Of course, the C74-6502 doesn't get quite that low-level; in practice, it uses a variety of 7400-series register chips for its various registers. For example, the instruction register (IR), which contains the current instruction for the CPU to execute, consists of a 74AC273 octal D flip-flop ("octal" meaning that it has 8 of them, i.e. 8 D flip-flops, which, again, constitute 8 bits of data storage). The inputs of this chip are connected directly to the CPU's data bus ("D bus"). The outputs go directly to the microcode ROMs.

Other registers found in the C74-6502 which are fairly standard include:

- Accumulator (abbreviated A), a general-purpose holding area for data
- X and Y memory indexing registers
- Address registers, used to output the desired memory address onto the address bus (some CPUs call this a MAR, or memory address register)
- Flags register (abbreviated the "P" register, for "processor status register"), each bit of which stores information about the state of the CPU
- Program counter (abbreviated PC), which contains the address of the current instruction in memory (some CPUs call this register an instruction pointer (IP) or instruction address register (IAR))
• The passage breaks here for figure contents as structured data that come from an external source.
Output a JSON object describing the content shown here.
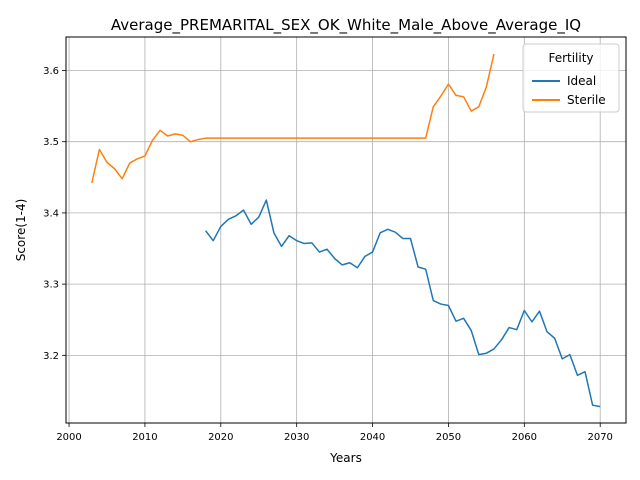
{
  "chart_data": {
    "type": "line",
    "title": "Average_PREMARITAL_SEX_OK_White_Male_Above_Average_IQ",
    "xlabel": "Years",
    "ylabel": "Score(1-4)",
    "xlim": [
      1999.6,
      2073.4
    ],
    "ylim": [
      3.105,
      3.647
    ],
    "xticks": [
      2000,
      2010,
      2020,
      2030,
      2040,
      2050,
      2060,
      2070
    ],
    "yticks": [
      3.2,
      3.3,
      3.4,
      3.5,
      3.6
    ],
    "ytick_labels": [
      "3.2",
      "3.3",
      "3.4",
      "3.5",
      "3.6"
    ],
    "grid": true,
    "legend": {
      "title": "Fertility",
      "placement": "top-right"
    },
    "series": [
      {
        "name": "Ideal",
        "color": "#1f77b4",
        "x": [
          2018,
          2019,
          2020,
          2021,
          2022,
          2023,
          2024,
          2025,
          2026,
          2027,
          2028,
          2029,
          2030,
          2031,
          2032,
          2033,
          2034,
          2035,
          2036,
          2037,
          2038,
          2039,
          2040,
          2041,
          2042,
          2043,
          2044,
          2045,
          2046,
          2047,
          2048,
          2049,
          2050,
          2051,
          2052,
          2053,
          2054,
          2055,
          2056,
          2057,
          2058,
          2059,
          2060,
          2061,
          2062,
          2063,
          2064,
          2065,
          2066,
          2067,
          2068,
          2069,
          2070
        ],
        "values": [
          3.375,
          3.361,
          3.381,
          3.391,
          3.396,
          3.404,
          3.384,
          3.394,
          3.418,
          3.372,
          3.353,
          3.368,
          3.361,
          3.357,
          3.358,
          3.345,
          3.349,
          3.336,
          3.327,
          3.33,
          3.323,
          3.339,
          3.345,
          3.372,
          3.377,
          3.373,
          3.364,
          3.364,
          3.324,
          3.321,
          3.277,
          3.272,
          3.27,
          3.248,
          3.252,
          3.235,
          3.201,
          3.203,
          3.209,
          3.222,
          3.239,
          3.236,
          3.263,
          3.247,
          3.262,
          3.233,
          3.224,
          3.195,
          3.201,
          3.172,
          3.177,
          3.13,
          3.128
        ]
      },
      {
        "name": "Sterile",
        "color": "#ff7f0e",
        "x": [
          2003,
          2004,
          2005,
          2006,
          2007,
          2008,
          2009,
          2010,
          2011,
          2012,
          2013,
          2014,
          2015,
          2016,
          2017,
          2018,
          2019,
          2020,
          2021,
          2022,
          2023,
          2024,
          2025,
          2026,
          2027,
          2028,
          2029,
          2030,
          2031,
          2032,
          2033,
          2034,
          2035,
          2036,
          2037,
          2038,
          2039,
          2040,
          2041,
          2042,
          2043,
          2044,
          2045,
          2046,
          2047,
          2048,
          2049,
          2050,
          2051,
          2052,
          2053,
          2054,
          2055,
          2056
        ],
        "values": [
          3.442,
          3.489,
          3.471,
          3.462,
          3.448,
          3.47,
          3.476,
          3.48,
          3.502,
          3.516,
          3.508,
          3.511,
          3.509,
          3.5,
          3.503,
          3.505,
          3.505,
          3.505,
          3.505,
          3.505,
          3.505,
          3.505,
          3.505,
          3.505,
          3.505,
          3.505,
          3.505,
          3.505,
          3.505,
          3.505,
          3.505,
          3.505,
          3.505,
          3.505,
          3.505,
          3.505,
          3.505,
          3.505,
          3.505,
          3.505,
          3.505,
          3.505,
          3.505,
          3.505,
          3.505,
          3.549,
          3.564,
          3.581,
          3.565,
          3.563,
          3.543,
          3.549,
          3.577,
          3.623
        ]
      }
    ]
  }
}
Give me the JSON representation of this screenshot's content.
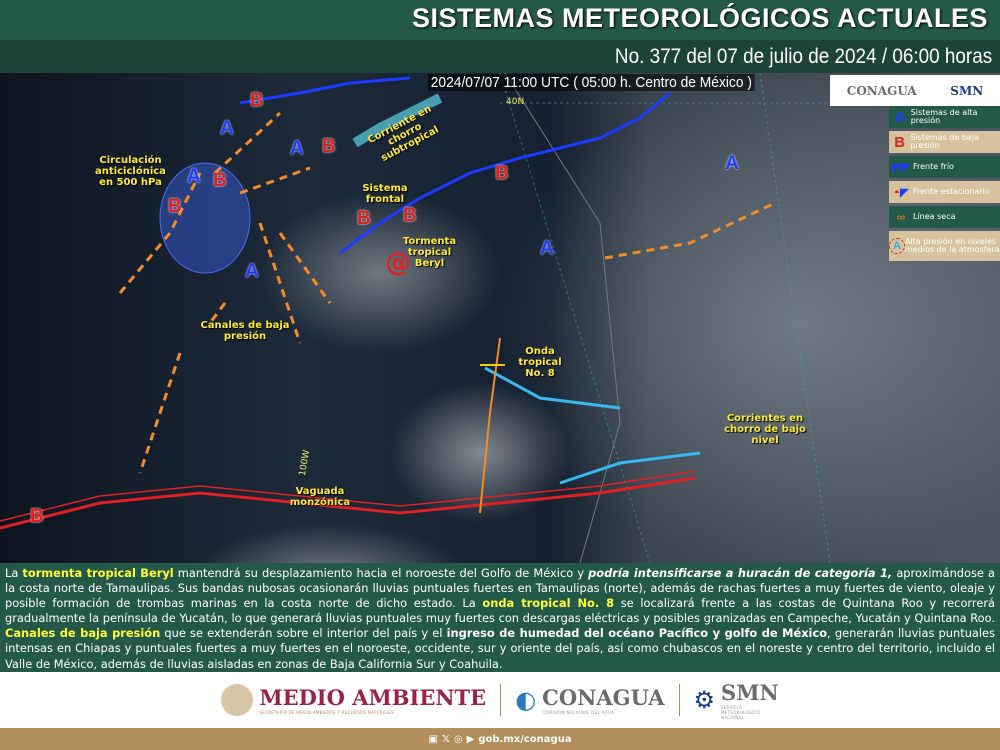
{
  "header": {
    "title": "SISTEMAS METEOROLÓGICOS ACTUALES",
    "subtitle": "No. 377 del 07 de julio de 2024 / 06:00 horas"
  },
  "map": {
    "timestamp": "2024/07/07 11:00 UTC ( 05:00 h. Centro de México )",
    "gridlabels": {
      "lat": "40N",
      "lon": "100W"
    },
    "labels": {
      "anticyclone": "Circulación anticiclónica en 500 hPa",
      "jet": "Corriente en chorro subtropical",
      "front": "Sistema frontal",
      "storm": "Tormenta tropical Beryl",
      "troughs": "Canales de baja presión",
      "wave": "Onda tropical No. 8",
      "lowjet": "Corrientes en chorro de bajo nivel",
      "monsoon": "Vaguada monzónica"
    },
    "high_symbol": "A",
    "low_symbol": "B",
    "top_logos": {
      "conagua": "CONAGUA",
      "smn": "SMN"
    }
  },
  "legend": [
    {
      "icon": "A",
      "label": "Sistemas de alta presión",
      "color": "#1c3cff"
    },
    {
      "icon": "B",
      "label": "Sistemas de baja presión",
      "color": "#e02020"
    },
    {
      "icon": "cold-front-icon",
      "label": "Frente frío"
    },
    {
      "icon": "stationary-front-icon",
      "label": "Frente estacionario"
    },
    {
      "icon": "dry-line-icon",
      "label": "Línea seca"
    },
    {
      "icon": "A",
      "label": "Alta presión en niveles medios de la atmosfera",
      "color": "#3fa7e0"
    }
  ],
  "bulletin": {
    "p1": "La ",
    "h1": "tormenta tropical Beryl",
    "p2": " mantendrá su desplazamiento hacia el noroeste del Golfo de México y ",
    "h2": "podría intensificarse a huracán de categoría 1,",
    "p3": " aproximándose a la costa norte de Tamaulipas. Sus bandas nubosas ocasionarán lluvias puntuales fuertes en Tamaulipas (norte), además de rachas fuertes a muy fuertes de viento, oleaje y posible formación de trombas marinas en la costa norte de dicho estado. La ",
    "h3": "onda tropical No. 8",
    "p4": " se localizará frente a las costas de Quintana Roo y recorrerá gradualmente la península de Yucatán, lo que generará lluvias puntuales muy fuertes con descargas eléctricas y posibles granizadas en Campeche, Yucatán y Quintana Roo. ",
    "h4": "Canales de baja presión",
    "p5": " que se extenderán sobre el interior del país y el ",
    "h5": "ingreso de humedad del océano Pacífico y golfo de México",
    "p6": ", generarán lluvias puntuales intensas en Chiapas y puntuales fuertes a muy fuertes en el noroeste, occidente, sur y oriente del país, así como chubascos en el noreste y centro del territorio, incluido el Valle de México, además de lluvias aisladas en zonas de Baja California Sur y Coahuila."
  },
  "footer": {
    "medio": "MEDIO AMBIENTE",
    "medio_sub": "SECRETARÍA DE MEDIO AMBIENTE Y RECURSOS NATURALES",
    "conagua": "CONAGUA",
    "conagua_sub": "COMISIÓN NACIONAL DEL AGUA",
    "smn": "SMN",
    "smn_sub": "SERVICIO METEOROLÓGICO NACIONAL",
    "url": "gob.mx/conagua"
  },
  "colors": {
    "green": "#245848",
    "dark_green": "#1c4338",
    "gold": "#b38e5d",
    "highlight": "#ffff3a"
  }
}
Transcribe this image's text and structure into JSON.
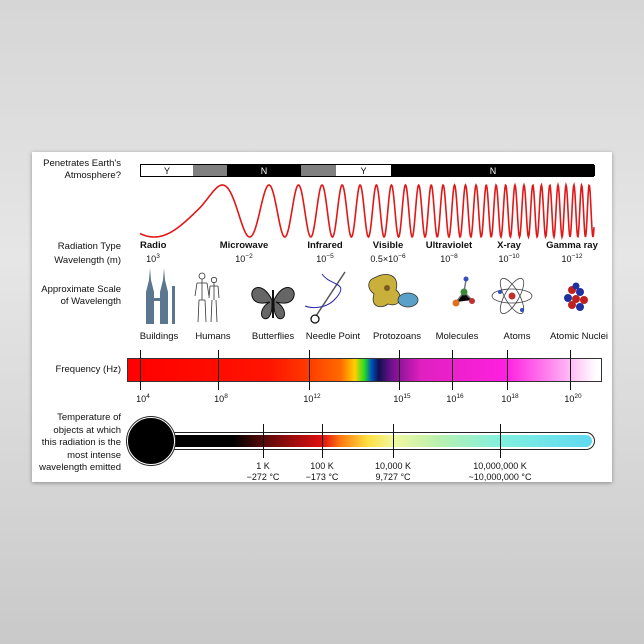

And that's it for now... In the future, I'd like to take a deeper look at exactly how the C74-6502 is structured and how it works, but perhaps by then Drass will have beaten me to the punch by including those details himself. In conclusion, my thanks are again due to Drass, who has gone to great lengths to document this important information for the world. I can only hope that future generations benefit from the understanding that this project has to impart.